My question is: is name, age, etc. "field name" stored in column? Or those wide rows only store the column-name and values specified? Am I wasting disk space? Am I compromising performance somehow?
Thanks!
-- TABLE CREATION
CREATE TABLE user_feed (
owner_id int,
name text,
age int,
posted_at timestamp,
post_text text,
PRIMARY KEY (owner_id, posted_at)
);
-- INSERTING THE USER
insert into user_feed (owner_id, name, age, posted_at) values (1, 'marc', 36, 0);
-- INSERTING USER POSTS
insert into user_feed (owner_id, posted_at, post_text) values (1, dateof(now()), 'first post!');
insert into user_feed (owner_id, posted_at, post_text) values (1, dateof(now()), 'hello there');
insert into user_feed (owner_id, posted_at, post_text) values (1, dateof(now()), 'i am kind of happy');
-- GETTING THE FEED
select * from user_feed where owner_id=1 and posted_at>0;
-- RESULT
owner_id | posted_at | age | name | post_text
----------+--------------------------+------+------+--------------------
1 | 2014-07-04 12:01:23+0000 | null | null | first post!

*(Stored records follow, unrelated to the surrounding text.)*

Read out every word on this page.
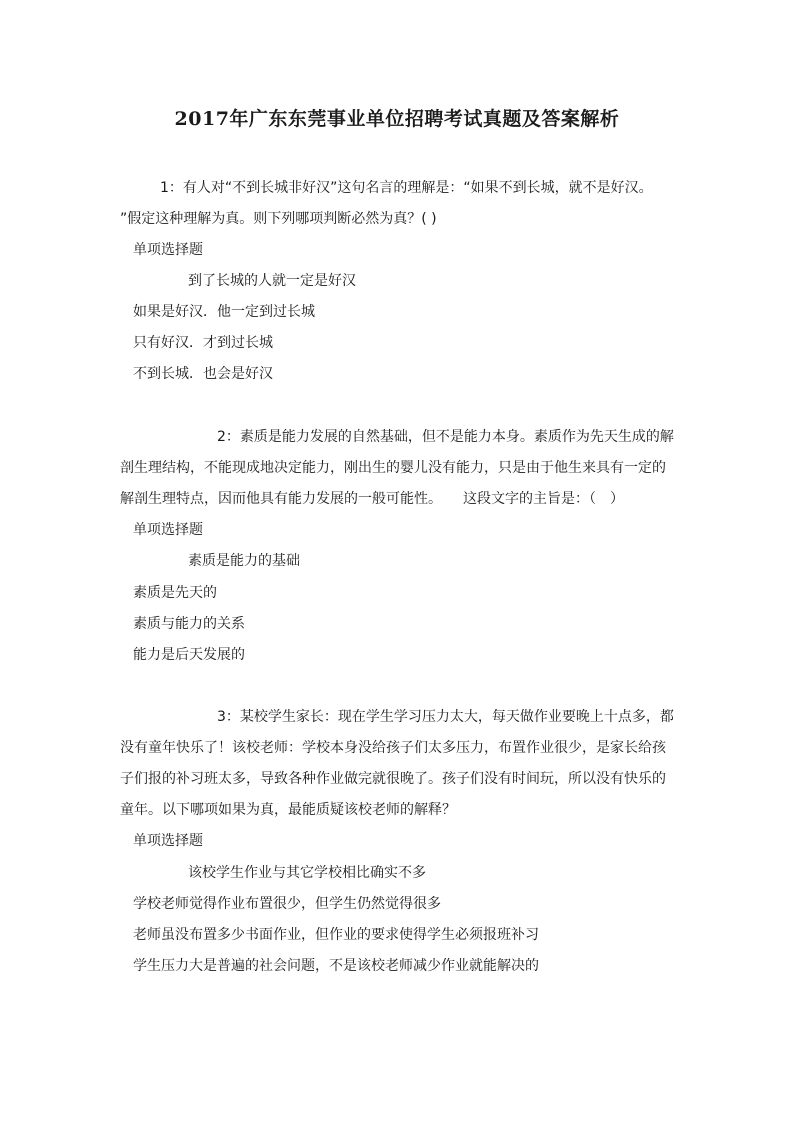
2017年广东东莞事业单位招聘考试真题及答案解析
1：有人对“不到长城非好汉”这句名言的理解是：“如果不到长城，就不是好汉。
”假定这种理解为真。则下列哪项判断必然为真？( )
单项选择题
到了长城的人就一定是好汉
如果是好汉．他一定到过长城
只有好汉．才到过长城
不到长城．也会是好汉
2：素质是能力发展的自然基础，但不是能力本身。素质作为先天生成的解
剖生理结构，不能现成地决定能力，刚出生的婴儿没有能力，只是由于他生来具有一定的
解剖生理特点，因而他具有能力发展的一般可能性。　　这段文字的主旨是：（　）
单项选择题
素质是能力的基础
素质是先天的
素质与能力的关系
能力是后天发展的
3：某校学生家长：现在学生学习压力太大，每天做作业要晚上十点多，都
没有童年快乐了！该校老师：学校本身没给孩子们太多压力，布置作业很少，是家长给孩
子们报的补习班太多，导致各种作业做完就很晚了。孩子们没有时间玩，所以没有快乐的
童年。以下哪项如果为真，最能质疑该校老师的解释？
单项选择题
该校学生作业与其它学校相比确实不多
学校老师觉得作业布置很少，但学生仍然觉得很多
老师虽没布置多少书面作业，但作业的要求使得学生必须报班补习
学生压力大是普遍的社会问题，不是该校老师减少作业就能解决的
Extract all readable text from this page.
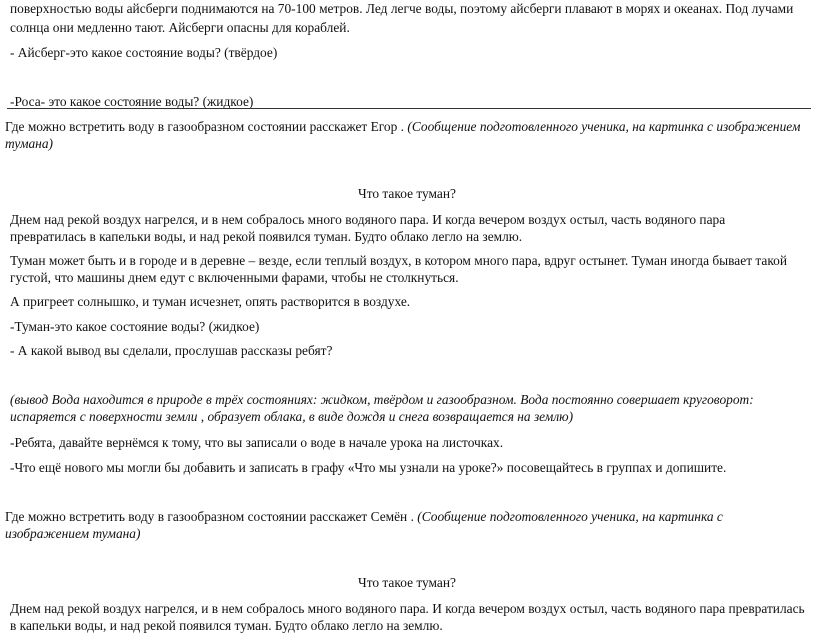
поверхностью воды айсберги поднимаются на 70-100 метров. Лед легче воды, поэтому айсберги плавают в морях и океанах. Под лучами

солнца они медленно тают. Айсберги опасны для кораблей.

- Айсберг-это какое состояние воды? (твёрдое)

-Роса- это какое состояние воды? (жидкое)

Где можно встретить воду в газообразном состоянии расскажет Егор . (Сообщение подготовленного ученика, на картинка с изображением

тумана)

Что такое туман?

Днем над рекой воздух нагрелся, и в нем собралось много водяного пара. И когда вечером воздух остыл, часть водяного пара

превратилась в капельки воды, и над рекой появился туман. Будто облако легло на землю.

Туман может быть и в городе и в деревне – везде, если теплый воздух, в котором много пара, вдруг остынет. Туман иногда бывает такой

густой, что машины днем едут с включенными фарами, чтобы не столкнуться.

А пригреет солнышко, и туман исчезнет, опять растворится в воздухе.

-Туман-это какое состояние воды? (жидкое)

- А какой вывод вы сделали, прослушав рассказы ребят?

(вывод Вода находится в природе в трёх состояниях: жидком, твёрдом и газообразном. Вода постоянно совершает круговорот:

испаряется с поверхности земли , образует облака, в виде дождя и снега возвращается на землю)

-Ребята, давайте вернёмся к тому, что вы записали о воде в начале урока на листочках.

-Что ещё нового мы могли бы добавить и записать в графу «Что мы узнали на уроке?» посовещайтесь в группах и допишите.

Где можно встретить воду в газообразном состоянии расскажет Семён . (Сообщение подготовленного ученика, на картинка с

изображением тумана)

Что такое туман?

Днем над рекой воздух нагрелся, и в нем собралось много водяного пара. И когда вечером воздух остыл, часть водяного пара превратилась

в капельки воды, и над рекой появился туман. Будто облако легло на землю.
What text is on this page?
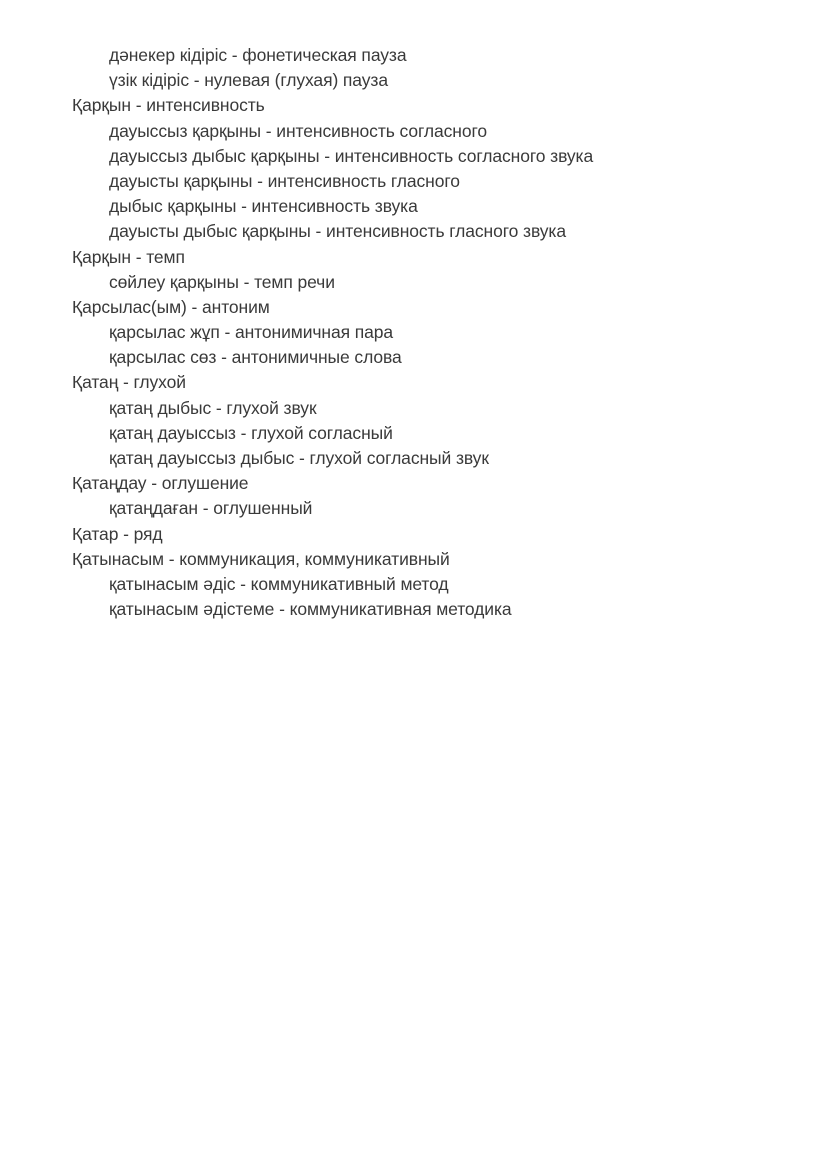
дәнекер кідіріс - фонетическая пауза
үзік кідіріс - нулевая (глухая) пауза
Қарқын - интенсивность
дауыссыз қарқыны - интенсивность согласного
дауыссыз дыбыс қарқыны - интенсивность согласного звука
дауысты қарқыны - интенсивность гласного
дыбыс қарқыны - интенсивность звука
дауысты дыбыс қарқыны - интенсивность гласного звука
Қарқын - темп
сөйлеу қарқыны - темп речи
Қарсылас(ым) - антоним
қарсылас жұп - антонимичная пара
қарсылас сөз - антонимичные слова
Қатаң - глухой
қатаң дыбыс - глухой звук
қатаң дауыссыз - глухой согласный
қатаң дауыссыз дыбыс - глухой согласный звук
Қатаңдау - оглушение
қатаңдаған - оглушенный
Қатар - ряд
Қатынасым - коммуникация, коммуникативный
қатынасым әдіс - коммуникативный метод
қатынасым әдістеме - коммуникативная методика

1 | 2014-07-04 12:01:23+0000 | null | null | hello there
1 | 2014-07-04 12:01:23+0000 | null | null | i am kind of happy
-- GETTING USER INFO - ONLY USER INFO IS POSTED_AT=0
select * from user_feed where owner_id=1 and posted_at=0;
-- RESULT
owner_id | posted_at | age | name | post_text
----------+--------------------------+------+------+--------------------
1 | 1970-01-01 00:00:00+0000 | 36 | marc | null
What about making them static?
A static column is the same in all partition key and since your partition key is the id of the owner you could avoid wasting space and retrieve the user informations in any query.
CREATE TABLE user_feed (
owner_id int,
name text static,
age int static,
posted_at timestamp,
post_text text,
PRIMARY KEY (owner_id, posted_at)
);
Cheers, Carlo